INVESTIGADORES
WILKOWSKY Silvina Elizabeth
congresos y reuniones científicas
Título:
MSLT-pipeline: a web-based workflow for the analysis of Multilocus Sequence Typing schemes.
Autor/es:
PRINCIPI D; DELFINO S; GUILLEMI E; RUYBAL P; WILKOWSKY S; FARBER M
Lugar:
Las Termas de Chillán
Reunión:
Congreso; Primer Congreso de la Sociedad Iberoamericana de Bioinformática SoIBIO 2010; 2010
Institución organizadora:
Sociedad Iberoamericana de Bioinformática (SoIBIO)
Resumen:
Multilocus sequence typing (MLST) is an unambiguous procedure for characterizing isolates of microorganism species using the sequences of internal fragments of seven house-keeping genes. Approx. 450-500 bp internal fragments of each gene are used, as these can be accurately sequenced on both strands using an automated DNA sequencer. For each house-keeping gene, the different sequences present within a microorganism species are assigned as distinct alleles and, for each isolate, the alleles at each of the seven loci define the allelic profile or sequence type (ST) (1). MLST has been used successfully to study population genetics and reconstruct micro-evolution of epidemic bacteria, fungus and protozoa. Highly reproducible data together with the availability of low-cost sequence services, makes MLST a powerful tool. However, manually intensive steps of processing the raw sequence data files and the downstream analysis hampered the application of the methodology.
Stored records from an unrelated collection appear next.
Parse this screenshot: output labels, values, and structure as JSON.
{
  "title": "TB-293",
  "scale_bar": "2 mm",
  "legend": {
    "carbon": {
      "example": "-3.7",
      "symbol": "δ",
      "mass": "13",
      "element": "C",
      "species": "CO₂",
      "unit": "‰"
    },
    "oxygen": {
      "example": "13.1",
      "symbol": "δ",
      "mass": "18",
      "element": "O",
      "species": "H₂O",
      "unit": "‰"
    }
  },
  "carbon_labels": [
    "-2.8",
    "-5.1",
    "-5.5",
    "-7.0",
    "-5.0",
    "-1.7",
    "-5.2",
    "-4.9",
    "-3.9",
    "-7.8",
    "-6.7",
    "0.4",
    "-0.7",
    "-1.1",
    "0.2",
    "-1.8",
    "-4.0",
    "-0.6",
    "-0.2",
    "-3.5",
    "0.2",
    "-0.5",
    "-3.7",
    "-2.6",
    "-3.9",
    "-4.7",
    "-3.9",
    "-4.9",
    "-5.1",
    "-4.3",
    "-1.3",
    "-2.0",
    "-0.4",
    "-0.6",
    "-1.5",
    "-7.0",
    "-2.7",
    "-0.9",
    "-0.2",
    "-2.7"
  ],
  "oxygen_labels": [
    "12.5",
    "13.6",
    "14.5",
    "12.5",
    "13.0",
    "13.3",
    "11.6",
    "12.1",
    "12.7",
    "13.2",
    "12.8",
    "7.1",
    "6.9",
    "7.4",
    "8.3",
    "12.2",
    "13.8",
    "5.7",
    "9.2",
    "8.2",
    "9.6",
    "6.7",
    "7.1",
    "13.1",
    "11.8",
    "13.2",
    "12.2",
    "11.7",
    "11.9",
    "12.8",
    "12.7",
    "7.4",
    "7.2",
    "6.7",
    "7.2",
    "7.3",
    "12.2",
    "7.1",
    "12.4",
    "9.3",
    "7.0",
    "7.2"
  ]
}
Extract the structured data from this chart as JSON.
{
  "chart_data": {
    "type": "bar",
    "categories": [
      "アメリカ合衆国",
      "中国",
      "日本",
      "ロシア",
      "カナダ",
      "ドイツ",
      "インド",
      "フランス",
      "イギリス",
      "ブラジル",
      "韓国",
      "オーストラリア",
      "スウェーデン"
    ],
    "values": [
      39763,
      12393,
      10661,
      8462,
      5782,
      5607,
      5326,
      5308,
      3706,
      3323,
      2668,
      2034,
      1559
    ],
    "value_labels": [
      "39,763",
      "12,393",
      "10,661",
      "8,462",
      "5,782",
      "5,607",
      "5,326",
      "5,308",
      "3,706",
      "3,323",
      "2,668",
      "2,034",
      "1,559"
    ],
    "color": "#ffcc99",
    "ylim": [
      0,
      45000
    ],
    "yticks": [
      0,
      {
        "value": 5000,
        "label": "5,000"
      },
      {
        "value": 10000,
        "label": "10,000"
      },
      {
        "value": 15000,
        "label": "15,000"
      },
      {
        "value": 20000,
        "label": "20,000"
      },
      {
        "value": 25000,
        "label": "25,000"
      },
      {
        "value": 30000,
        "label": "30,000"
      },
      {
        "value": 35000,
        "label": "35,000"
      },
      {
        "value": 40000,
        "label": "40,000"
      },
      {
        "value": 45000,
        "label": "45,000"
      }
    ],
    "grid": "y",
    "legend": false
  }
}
To overcome these limitations we present MLST-pipeline, a web-based tool for dealing with data and end up with the proper ST. The pipeline accepts raw chromatogram trace files from both strands, named in a standardized way so as to identify the trace files that has to be assembly together (forward and reverse strand). The system offer a first stage user-customize analysis tool including the following processes: base calling and cleaning (PHRED), (2), clustering and assembling (CAP3), (3). In the following stage an alignment step is implemented, considering the sequence start site from a user-defined primer, and the sequence end site from user-defined sequence length. Finally, ST assignment is performed by in-house developed Perl scripts and isolate genotypes are stored in a MSQL database. In addition, the workflow is flexible enough to allow the user the manual loading of assembled sequences. The pipeline can be accessed at http://bioinformatica.inta.gov.ar/mlst_pipeline. Validation using bacterial (Anaplasma marginale) and protozoa (Babesia) dataset revealed complete agreement between the results generated by manual and automated workflows.